What’s that, I hear you say? I thought it was stocks that I could trade, and that bonds are just a fixed interest financial instrument – where’s the trading in that? If you think that, you may be missing out on an important section of the market by not having a T-Bonds trading system.  Well, it’s true that bonds are different from shares. Bonds are loans to the company or the government, so you are holding debt and not a portion of the company, or equity share.  You get a fixed interest, for a set period until maturity, and if a company files for bankruptcy you have priority over the stockholders, or owners. In the case of treasury bonds, they are considered extremely safe because they are backed by the government.  Bonds mature in ten or more years, and notes have a maturity date from one to ten years away. If you hold a bond for long enough, in addition to regular interest payments you will be paid back the face value or principal at maturity.

This simple explanation, however, denies the practicalities of the marketplace. The actual price of a bond does fluctuate throughout its life in response to a number of variables. When a price can go up and down, we have a trading instrument, and many people profit from using a T-Bonds trading system. When a bond sells at a price above its face value, it is selling at a premium, and when it trades below its face value, it sells at a discount. The interest paid is also called the coupon rate, because of the way bonds used to be issued. The yield is the actual return you get when you factor in the price – that is, the coupon divided by the price.

One of the main factors in determining the price is the interest rate – you can imagine, for example, that if the coupon was, say, 10%, then demand for the bond would be high and the price of the bond would rise way above the face value, as investors would pay more to get that yield.  They might even pay twice the face value, so that their actual yield was 5%, if this was a good rate at that time in the economy.  So the price of a bond can vary dramatically even if the prevailing interest rate varies by as little as a point.  That is why it can be exciting to trade bonds.

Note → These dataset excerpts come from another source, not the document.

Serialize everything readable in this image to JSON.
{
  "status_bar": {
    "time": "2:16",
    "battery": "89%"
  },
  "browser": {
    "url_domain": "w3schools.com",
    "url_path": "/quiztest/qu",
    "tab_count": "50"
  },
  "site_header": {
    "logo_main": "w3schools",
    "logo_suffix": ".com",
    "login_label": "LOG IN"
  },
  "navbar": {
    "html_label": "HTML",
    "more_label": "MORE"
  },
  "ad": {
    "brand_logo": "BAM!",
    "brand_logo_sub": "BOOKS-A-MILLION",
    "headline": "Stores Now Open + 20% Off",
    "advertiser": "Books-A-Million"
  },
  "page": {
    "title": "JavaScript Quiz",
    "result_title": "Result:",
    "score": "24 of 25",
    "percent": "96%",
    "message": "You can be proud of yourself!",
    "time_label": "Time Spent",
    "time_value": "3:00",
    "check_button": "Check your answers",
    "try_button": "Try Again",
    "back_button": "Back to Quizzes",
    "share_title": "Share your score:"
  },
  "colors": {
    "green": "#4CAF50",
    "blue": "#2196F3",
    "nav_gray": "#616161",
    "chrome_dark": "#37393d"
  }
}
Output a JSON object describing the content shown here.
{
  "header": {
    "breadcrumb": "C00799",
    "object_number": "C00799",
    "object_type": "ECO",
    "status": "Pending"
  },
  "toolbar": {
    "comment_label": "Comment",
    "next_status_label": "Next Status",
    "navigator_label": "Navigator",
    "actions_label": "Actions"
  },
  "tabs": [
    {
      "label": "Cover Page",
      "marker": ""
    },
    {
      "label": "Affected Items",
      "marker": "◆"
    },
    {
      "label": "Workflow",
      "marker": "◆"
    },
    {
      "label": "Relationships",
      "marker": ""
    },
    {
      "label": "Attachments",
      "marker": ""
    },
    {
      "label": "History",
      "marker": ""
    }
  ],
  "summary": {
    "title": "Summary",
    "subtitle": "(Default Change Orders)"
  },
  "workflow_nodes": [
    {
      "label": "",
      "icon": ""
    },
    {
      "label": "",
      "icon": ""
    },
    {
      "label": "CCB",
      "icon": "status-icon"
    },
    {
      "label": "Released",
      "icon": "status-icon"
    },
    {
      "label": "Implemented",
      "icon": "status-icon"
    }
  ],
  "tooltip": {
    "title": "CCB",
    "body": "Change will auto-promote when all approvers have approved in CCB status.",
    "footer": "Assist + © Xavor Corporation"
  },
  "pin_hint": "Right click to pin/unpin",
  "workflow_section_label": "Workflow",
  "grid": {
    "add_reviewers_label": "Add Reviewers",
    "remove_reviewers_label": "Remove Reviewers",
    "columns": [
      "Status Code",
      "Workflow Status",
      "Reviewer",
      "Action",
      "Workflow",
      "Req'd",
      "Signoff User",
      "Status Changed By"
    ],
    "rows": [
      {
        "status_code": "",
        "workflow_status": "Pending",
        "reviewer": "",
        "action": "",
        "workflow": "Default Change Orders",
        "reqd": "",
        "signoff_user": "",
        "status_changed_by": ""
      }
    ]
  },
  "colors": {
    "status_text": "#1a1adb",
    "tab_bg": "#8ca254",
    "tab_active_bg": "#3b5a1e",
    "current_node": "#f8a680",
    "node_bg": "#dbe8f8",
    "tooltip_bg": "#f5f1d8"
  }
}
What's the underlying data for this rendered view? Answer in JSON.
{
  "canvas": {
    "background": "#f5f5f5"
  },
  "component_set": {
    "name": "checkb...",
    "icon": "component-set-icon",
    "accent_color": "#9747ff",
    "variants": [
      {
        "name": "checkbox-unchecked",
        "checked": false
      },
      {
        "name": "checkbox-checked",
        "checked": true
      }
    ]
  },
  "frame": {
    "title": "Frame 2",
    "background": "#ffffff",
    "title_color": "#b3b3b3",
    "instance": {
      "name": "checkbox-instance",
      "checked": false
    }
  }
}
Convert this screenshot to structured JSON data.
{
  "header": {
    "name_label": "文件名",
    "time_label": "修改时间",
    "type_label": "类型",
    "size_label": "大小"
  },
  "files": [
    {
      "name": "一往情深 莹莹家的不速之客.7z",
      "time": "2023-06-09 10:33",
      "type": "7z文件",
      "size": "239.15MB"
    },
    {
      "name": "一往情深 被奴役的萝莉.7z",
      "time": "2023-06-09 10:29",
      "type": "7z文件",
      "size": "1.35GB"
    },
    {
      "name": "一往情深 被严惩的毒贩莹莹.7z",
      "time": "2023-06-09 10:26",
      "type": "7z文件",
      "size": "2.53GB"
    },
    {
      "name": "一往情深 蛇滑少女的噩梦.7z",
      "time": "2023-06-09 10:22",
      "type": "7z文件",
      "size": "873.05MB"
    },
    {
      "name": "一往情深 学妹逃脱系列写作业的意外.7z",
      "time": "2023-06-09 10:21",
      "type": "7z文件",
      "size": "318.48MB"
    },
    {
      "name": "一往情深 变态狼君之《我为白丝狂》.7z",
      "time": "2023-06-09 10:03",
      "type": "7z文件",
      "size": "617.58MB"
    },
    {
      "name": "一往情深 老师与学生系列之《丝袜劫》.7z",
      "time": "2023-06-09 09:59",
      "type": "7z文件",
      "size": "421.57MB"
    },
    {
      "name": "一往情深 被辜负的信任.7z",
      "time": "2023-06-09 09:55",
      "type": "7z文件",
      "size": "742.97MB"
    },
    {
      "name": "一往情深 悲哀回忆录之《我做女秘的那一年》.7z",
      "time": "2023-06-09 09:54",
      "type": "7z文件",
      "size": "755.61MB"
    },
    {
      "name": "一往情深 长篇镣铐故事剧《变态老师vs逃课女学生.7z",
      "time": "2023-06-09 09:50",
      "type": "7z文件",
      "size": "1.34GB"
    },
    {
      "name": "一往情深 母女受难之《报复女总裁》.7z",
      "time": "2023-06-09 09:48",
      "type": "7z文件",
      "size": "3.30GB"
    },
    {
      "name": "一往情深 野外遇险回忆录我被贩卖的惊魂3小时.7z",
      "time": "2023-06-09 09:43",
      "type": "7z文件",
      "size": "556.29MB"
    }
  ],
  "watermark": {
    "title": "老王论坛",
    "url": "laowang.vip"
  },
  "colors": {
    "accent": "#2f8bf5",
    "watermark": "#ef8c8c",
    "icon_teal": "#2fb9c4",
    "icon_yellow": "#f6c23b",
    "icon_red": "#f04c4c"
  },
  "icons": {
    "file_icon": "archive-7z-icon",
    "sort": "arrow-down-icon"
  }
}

You’ll find that the prices of stocks and bonds are often related. For instance, it’s well accepted that the Treasury bond market usually leads the stock market. When bonds rise, then often stock prices will rise to follow suit. One reason for this is obvious –when bonds rise in price, the yield falls, thus some money switches from bonds to investing in stocks and the increasing demand pushes the prices up.

Another relationship concerns treasury bonds and the CRB (Commodity Research Bureau) Index. These have an inverse relationship, so that when commodity prices fall, bond prices often increase, along with stock prices. You can use the technical indicators that you are familiar with from stock trading, as any time that people are trading their emotions help define the price movements, regardless of the market, and all you need to do is watch the price patterns to get in tune with the precise way that the fluctuations occur.